27. The method of claim 25, wherein the exosome comprises at least cardioprotective activity as assayed in an animal model of acute myocardial infarction.

28. The method of claim 25, wherein the disease or disorder is selected from the group consisting of cardiac diseases or disorders, reperfusion injury, myocardial infarction, a wound or scar, orthopedic disease, bone marrow disease, skin disease, burns and degenerative diseases.

29. The method of claim 25, wherein the preparation comprising an exosome provides treatment of or protection against cardiac ischemic or reperfusion injury.

30. A method of producing an exosome, the method comprising culturing a fetal mesenchymal stem cell, cell culture or cell line in a cell culture medium and isolating the exosome from the conditioned cell culture medium.

31. The method of claim 30, wherein the mesenchymal stem cell, cell culture or cell line is a human cell.
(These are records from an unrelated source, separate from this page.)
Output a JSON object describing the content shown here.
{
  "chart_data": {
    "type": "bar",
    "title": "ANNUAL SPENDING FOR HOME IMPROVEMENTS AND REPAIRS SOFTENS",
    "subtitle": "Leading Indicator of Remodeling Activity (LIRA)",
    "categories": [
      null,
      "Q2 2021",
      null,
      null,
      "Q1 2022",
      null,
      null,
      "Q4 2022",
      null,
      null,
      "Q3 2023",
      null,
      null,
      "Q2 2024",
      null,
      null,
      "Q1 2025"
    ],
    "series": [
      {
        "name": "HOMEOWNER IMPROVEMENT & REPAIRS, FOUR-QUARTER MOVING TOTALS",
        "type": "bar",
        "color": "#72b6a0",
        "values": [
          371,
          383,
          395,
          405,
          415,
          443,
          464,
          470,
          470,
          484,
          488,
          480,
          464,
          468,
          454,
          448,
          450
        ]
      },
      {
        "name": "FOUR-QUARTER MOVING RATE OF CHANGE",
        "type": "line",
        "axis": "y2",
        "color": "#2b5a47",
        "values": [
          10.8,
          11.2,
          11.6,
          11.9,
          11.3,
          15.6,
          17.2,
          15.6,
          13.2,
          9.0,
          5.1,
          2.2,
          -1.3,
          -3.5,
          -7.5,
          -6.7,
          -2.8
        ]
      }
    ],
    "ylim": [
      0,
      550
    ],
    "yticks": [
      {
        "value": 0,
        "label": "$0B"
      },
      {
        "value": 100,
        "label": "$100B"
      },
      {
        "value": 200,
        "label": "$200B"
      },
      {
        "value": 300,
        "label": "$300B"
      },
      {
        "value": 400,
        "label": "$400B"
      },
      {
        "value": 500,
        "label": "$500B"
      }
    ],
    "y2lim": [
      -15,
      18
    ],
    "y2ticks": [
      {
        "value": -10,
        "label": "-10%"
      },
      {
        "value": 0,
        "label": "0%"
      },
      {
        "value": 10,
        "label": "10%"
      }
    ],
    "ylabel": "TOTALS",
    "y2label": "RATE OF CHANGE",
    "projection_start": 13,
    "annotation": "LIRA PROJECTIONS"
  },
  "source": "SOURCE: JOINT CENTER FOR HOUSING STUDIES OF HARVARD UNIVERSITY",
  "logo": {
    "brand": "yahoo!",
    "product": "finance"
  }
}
32. An exosome composition isolated from medium conditioned by a fetal mesenchymal stem cell.

33. The exosome composition of claim 32, wherein the fetal mesenchymal stem cell is a human cell.

34. A pharmaceutical composition comprising a conditioned medium preparation comprising medium conditioned by a fetal mesenchymal stem cell, and a pharmaceutically acceptable carrier.

35. A pharmaceutical composition comprising an exosome isolated from medium conditioned by a fetal mesenchymal stem cell, and a pharmaceutically acceptable carrier.